Blog: 7-14-17
One of the four questions that coaches should be able to answer for any parent is why do they coach? The other three are, why do you coach the way you coach, how does it feel to be coached by you from your athlete’s perspective, and how do you define success? These four questions are what every youth coach should be able to answer without equivocation.
Recently, one of the student athlete’s I have been working with teaching her how to slap hit (that’s when a left-handed batter running towards the ball as it is pitched) was told that all the coaches on her team got together and decided to bench her for not hitting on the right side, which is her natural and had been most productive side to hit from. But here is the issue, when an athlete decides for her future that hitting from the left side is giving her the best chance to play at the highest level because she is fast, has great eye hand coordination, etc., should her coach on the team she is currently playing on support her decision and development or should they make her hit from her natural side because she can help the team win?
I am not suggesting that she gets to keep her place in the batting order or even play as much as she had been as a right-handed contact hitter, but should she be told that she is benched or that she must bat from the right side still, even though she no longer practices right handed? I get it from the coach’s perspective, our job is to field the best team possible. But if a pitcher who has a great rise ball tells the coach, she no longer throws that pitch for whatever reason, our jobs as coaches is not to tell her what pitch she must continue to keep in her arsenal. We should assess her based on the pitches she throws and their effectiveness against the other pitchers on the team, but we can’t make her throw a certain pitch. What if the parents doctor told them that the long-term effect of throwing a rise ball for their kid was a high-risk factor for injury, the coach would let her compete with the pitches she still has.

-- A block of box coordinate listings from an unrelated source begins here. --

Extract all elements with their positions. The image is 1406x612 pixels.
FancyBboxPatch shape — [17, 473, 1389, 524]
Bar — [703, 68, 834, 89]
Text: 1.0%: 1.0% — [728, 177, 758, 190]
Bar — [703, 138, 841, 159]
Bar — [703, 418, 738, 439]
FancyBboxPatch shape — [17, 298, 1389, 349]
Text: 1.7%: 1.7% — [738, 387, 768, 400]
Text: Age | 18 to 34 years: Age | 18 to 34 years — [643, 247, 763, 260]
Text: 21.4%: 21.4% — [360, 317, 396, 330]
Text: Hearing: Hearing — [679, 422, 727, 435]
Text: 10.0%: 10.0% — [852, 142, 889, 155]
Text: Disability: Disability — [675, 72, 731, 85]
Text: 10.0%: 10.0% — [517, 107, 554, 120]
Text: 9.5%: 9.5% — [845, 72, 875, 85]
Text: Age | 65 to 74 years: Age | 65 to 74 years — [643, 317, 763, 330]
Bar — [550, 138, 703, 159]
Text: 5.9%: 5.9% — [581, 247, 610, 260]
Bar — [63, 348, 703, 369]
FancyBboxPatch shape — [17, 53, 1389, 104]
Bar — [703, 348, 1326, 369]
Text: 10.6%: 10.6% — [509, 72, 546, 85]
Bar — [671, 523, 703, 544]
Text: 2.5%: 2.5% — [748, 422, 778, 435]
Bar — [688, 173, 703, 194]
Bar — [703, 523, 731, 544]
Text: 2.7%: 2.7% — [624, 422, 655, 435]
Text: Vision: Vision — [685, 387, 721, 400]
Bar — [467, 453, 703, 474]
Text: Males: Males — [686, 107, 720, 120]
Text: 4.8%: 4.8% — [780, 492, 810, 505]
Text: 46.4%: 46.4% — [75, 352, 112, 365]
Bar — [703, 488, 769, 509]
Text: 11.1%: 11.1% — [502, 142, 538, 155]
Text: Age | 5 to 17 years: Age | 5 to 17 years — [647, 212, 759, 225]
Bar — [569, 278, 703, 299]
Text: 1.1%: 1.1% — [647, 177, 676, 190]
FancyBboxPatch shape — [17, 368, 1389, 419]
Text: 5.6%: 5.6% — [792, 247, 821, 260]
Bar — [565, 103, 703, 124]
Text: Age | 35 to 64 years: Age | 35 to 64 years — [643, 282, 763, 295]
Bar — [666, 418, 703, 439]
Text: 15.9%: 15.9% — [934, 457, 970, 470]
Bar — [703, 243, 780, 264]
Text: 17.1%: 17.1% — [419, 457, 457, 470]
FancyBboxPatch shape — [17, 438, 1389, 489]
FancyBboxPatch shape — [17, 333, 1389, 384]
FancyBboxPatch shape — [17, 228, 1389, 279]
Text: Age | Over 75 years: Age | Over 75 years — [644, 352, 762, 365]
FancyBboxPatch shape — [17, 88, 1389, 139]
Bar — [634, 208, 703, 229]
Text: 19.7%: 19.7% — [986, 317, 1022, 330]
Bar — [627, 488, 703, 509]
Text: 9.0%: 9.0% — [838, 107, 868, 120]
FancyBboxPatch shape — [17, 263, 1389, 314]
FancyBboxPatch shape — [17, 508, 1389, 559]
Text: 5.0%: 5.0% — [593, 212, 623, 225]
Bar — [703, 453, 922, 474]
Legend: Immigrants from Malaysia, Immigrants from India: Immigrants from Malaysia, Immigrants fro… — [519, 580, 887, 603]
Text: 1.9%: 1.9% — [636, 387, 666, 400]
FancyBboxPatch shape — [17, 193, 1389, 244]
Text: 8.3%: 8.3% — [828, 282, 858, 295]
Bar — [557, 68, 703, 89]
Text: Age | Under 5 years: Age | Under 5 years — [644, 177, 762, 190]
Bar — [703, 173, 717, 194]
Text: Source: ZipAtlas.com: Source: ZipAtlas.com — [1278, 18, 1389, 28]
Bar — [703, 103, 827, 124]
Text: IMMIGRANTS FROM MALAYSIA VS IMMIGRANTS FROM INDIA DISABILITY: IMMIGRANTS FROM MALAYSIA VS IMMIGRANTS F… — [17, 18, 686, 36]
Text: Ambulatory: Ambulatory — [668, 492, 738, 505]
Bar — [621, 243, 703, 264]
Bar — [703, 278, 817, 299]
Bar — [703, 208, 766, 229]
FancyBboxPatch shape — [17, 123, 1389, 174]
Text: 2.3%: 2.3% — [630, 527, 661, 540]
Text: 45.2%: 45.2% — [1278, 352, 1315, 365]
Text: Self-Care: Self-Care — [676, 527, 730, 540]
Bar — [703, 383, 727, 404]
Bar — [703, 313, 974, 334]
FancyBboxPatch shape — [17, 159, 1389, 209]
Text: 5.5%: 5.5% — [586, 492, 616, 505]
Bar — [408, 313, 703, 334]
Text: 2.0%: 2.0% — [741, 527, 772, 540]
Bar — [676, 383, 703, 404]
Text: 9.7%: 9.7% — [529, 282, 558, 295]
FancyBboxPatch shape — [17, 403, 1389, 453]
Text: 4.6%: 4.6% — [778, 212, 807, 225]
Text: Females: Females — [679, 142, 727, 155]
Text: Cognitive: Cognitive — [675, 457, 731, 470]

Youth coaches are not paid nor do we keep our career wins and losses. But we are always developing, in fact, it is our number one job as a youth coach. Developing players to help them leave our teams better than when they came is our highest priority.
I told the young lady who is being benched for not continuing to bat from the right side that a good coach would work with her to develop and when she achieved mastery, the coach wins. He could brag about how he was instrumental in helping develop her when she turned to the left side by providing an atmosphere and situation that allowed her to thrive and develop. Instead of benching her, not allowing her to compete as a left-handed hitter and worse, destroying her confidence and making her feel bad for during something that she feels is necessary for the longevity of her career.
Coaches, whether we believe in slapping or not it is a major part of softball, if we like the rise ball or if we threw it or not, back in our playing days, it is the difference between those pitchers who get the big offer and those who don’t, and slapping is here to stay.
Our most important role as a youth softball coach is to answer the four questions of transformational coaching and to support the development of our players even if it’s a part of the game we don’t understand or don’t like.